The Patterns and Practices site announced the organization of the Application Blocks into Enterprise Library 1.0. Avanade Enterprise customers get it late 2004. The rest of the world gets in early 2005. The GotDotNet blurb says:
Enterprise Library 1.0 will include blocks for Data Access, Exception Handling, Caching, Configuration, Logging & Instrumentation, Security and Cryptography, in a single integrated download.
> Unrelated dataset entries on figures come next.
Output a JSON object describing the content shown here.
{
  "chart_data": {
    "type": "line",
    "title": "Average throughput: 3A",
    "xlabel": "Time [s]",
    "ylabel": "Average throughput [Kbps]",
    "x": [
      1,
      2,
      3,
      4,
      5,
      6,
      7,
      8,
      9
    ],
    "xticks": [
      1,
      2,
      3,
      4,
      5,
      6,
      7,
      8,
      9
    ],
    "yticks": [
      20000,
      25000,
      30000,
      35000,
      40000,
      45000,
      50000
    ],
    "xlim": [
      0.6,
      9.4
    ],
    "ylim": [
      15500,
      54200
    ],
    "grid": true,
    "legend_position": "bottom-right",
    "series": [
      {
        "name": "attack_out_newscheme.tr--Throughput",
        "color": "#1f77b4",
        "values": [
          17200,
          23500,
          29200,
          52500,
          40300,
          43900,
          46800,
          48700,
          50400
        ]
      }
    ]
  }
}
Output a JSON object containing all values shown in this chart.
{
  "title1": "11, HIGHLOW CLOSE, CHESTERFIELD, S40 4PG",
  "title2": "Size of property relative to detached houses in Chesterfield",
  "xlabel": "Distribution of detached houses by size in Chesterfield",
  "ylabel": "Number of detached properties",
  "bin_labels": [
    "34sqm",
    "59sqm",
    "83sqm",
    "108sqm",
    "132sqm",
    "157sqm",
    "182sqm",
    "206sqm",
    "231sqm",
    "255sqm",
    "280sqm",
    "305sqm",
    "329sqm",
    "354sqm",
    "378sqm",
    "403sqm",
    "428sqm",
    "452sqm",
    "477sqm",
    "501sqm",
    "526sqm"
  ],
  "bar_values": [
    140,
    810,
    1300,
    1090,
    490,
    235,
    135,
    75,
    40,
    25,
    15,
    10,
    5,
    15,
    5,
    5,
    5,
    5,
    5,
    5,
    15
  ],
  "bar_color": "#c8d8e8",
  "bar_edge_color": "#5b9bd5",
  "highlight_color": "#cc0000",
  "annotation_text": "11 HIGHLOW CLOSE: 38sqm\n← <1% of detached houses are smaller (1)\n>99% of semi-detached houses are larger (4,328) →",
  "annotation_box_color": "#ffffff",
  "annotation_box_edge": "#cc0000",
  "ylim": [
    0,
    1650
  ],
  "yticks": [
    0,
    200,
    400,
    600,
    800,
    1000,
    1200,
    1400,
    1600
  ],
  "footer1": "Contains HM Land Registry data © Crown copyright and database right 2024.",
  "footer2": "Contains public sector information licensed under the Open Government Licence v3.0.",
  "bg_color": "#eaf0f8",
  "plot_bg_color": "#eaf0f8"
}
The Library will feature improved consistency, extensibility, integration and ease of use, and will include a GUI-based configuration editing tool, generally eliminating the need to hand-edit XML configuration files for the blocks.
Christian Weyer suggests passing message objects that are XmlSerialization attribute encrusted back and forth from ASMX web services.
Well...I suppose it's easer to read than staring at WSDL. However, it's certainly not as easy as:
[WebMethod]
public string HelloWorld()
{
return "Hello again...";
}
Dino Chiesa's response to my WSDL First: A road to Pain? posting was to do both together. That is, do your web method, look at the WSDL, and change your web method to improve the WSDL.
Of course you can't do [SoapDocumentService(ParameterStyle=SoapParameterStyle.Bare)] when you have multiple parameters when you do it. It's a lot easier to read and write in code, though. Maintenance of the contract, however, may be another story.